The first three Oasis Academies will open their doors on Friday, the start of a new chapter of the Government's Academies programme for communities in Enfield in North London, and Grimsby and Immingham in north east Lincolnshire.

Oasis said the vision behind the new academies was "to create an interdependent 'family' of schools that will both provide outstanding education and act as hubs for their surrounding communities".

The charity has worked in the voluntary sector for 22 years, delivering educational, health and housing services. It is also a multi-academy sponsor, with at least ten new academies scheduled to open over the next few years.

The beginning of the new 'family' will be marked on Friday when students from all three schools will travel to London to meet each other. They will also visit Lord Adonis, Parliamentary Under Secretary of State for Schools and Learners, at the Department for Children, Schools and Families, to present him with the three contrasting academy badges in a frame.

Steve Chalke MBE, the chair of Oasis Community Learning, said the Oasis Academies would bring a distinctively different approach to education and to their communities:
"As over the next few years, we develop academies across the country, we will build a group of schools whose best interests are served by each other's success.

"Far from the all-too-common, ruthlessly competitive nature of relationships between secondary schools, our academies will genuinely work for each other's success through sharing and learning from one another's skills, insights and strengths. Put simply, the whole will be even greater than the sum of the parts."

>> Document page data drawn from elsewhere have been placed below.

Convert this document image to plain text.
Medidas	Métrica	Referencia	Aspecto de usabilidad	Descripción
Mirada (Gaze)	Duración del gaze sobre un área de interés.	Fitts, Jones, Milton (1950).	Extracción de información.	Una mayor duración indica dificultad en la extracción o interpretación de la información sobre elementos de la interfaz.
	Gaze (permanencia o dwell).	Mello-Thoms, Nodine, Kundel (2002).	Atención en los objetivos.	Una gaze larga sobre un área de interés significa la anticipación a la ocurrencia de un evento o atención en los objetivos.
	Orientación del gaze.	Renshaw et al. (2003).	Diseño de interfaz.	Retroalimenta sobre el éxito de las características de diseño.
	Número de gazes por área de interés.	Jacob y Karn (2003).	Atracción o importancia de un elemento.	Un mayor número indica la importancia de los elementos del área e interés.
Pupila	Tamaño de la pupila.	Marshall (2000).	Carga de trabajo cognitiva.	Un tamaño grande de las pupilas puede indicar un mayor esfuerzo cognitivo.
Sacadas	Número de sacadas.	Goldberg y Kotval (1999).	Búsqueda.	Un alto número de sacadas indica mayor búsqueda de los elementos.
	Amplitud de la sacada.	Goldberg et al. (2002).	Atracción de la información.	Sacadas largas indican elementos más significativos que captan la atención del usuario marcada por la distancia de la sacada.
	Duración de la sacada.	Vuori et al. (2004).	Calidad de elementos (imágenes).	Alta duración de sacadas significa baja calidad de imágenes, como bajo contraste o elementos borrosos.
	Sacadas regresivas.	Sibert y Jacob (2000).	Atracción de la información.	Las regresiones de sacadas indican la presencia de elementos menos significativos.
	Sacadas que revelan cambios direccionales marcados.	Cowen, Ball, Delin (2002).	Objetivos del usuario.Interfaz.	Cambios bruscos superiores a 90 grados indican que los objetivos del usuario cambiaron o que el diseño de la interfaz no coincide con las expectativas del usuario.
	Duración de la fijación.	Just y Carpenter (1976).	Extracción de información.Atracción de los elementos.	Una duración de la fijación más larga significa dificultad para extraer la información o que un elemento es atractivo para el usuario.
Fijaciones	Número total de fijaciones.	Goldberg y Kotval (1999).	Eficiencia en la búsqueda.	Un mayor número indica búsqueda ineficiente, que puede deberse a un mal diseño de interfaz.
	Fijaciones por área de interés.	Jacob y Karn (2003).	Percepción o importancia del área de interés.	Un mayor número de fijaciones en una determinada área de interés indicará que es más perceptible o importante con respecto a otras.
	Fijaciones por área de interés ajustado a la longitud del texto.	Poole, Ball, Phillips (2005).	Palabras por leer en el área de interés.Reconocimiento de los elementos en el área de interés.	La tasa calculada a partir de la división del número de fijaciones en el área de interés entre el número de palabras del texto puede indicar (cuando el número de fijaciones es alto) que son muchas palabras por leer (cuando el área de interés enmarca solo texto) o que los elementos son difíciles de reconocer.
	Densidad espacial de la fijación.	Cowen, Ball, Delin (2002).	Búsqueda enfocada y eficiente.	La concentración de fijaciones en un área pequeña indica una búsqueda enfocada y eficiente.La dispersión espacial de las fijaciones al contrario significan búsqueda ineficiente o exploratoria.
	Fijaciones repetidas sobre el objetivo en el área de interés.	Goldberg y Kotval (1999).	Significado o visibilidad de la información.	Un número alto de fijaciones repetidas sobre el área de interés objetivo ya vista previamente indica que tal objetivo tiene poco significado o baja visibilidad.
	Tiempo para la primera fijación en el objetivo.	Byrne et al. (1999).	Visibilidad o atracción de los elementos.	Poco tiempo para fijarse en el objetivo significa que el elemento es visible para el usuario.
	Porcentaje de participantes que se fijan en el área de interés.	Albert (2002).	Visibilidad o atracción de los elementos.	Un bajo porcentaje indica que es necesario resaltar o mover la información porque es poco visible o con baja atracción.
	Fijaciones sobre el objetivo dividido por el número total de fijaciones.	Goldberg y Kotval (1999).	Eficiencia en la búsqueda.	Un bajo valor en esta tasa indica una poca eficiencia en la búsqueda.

Chalke said that the academy principals would take part in monthly forums to share experience and expertise, while staff will have an intranet to share lesson plans and best practice.

"As everyone contributes and supports each other, so our quality will grow. Locally each Academy will have its own character, but the unity across our diversity will strengthen what we can deliver in every location we work in," he said.

The Oasis Academies also aim to provide a rich and balanced educational environment, catering for all aspects of individual student development, including educational, physical, moral and spiritual.

In the long-term, Oasis is looking to expand the range of facilities on offer at the academies for their wider communities, including adult learning, youth mentoring, healthy living centres, GP surgeries and sports facilities.

Lord Adonis said Oasis would be an asset to the City Academies programme: "I have every confidence that Oasis Academies will continue this movement of raising standards and narrowing the attainment gap.

"In addition, the Oasis ethos of valuing all people will play a vital role in raising aspirations and helping students to reach their full potential, as well as providing excellent opportunities for their wider communities," he said.

Oasis was set up by Steve Chalke in 1985, with the vision to build a hospital, hostel and school for the poor. It is now a significant voluntary sector provider, delivering educational, health and housing services for local authorities, UK and foreign governments, as well as self-funded initiatives providing opportunity and choice around the world. Oasis works from ten country bases across four continents.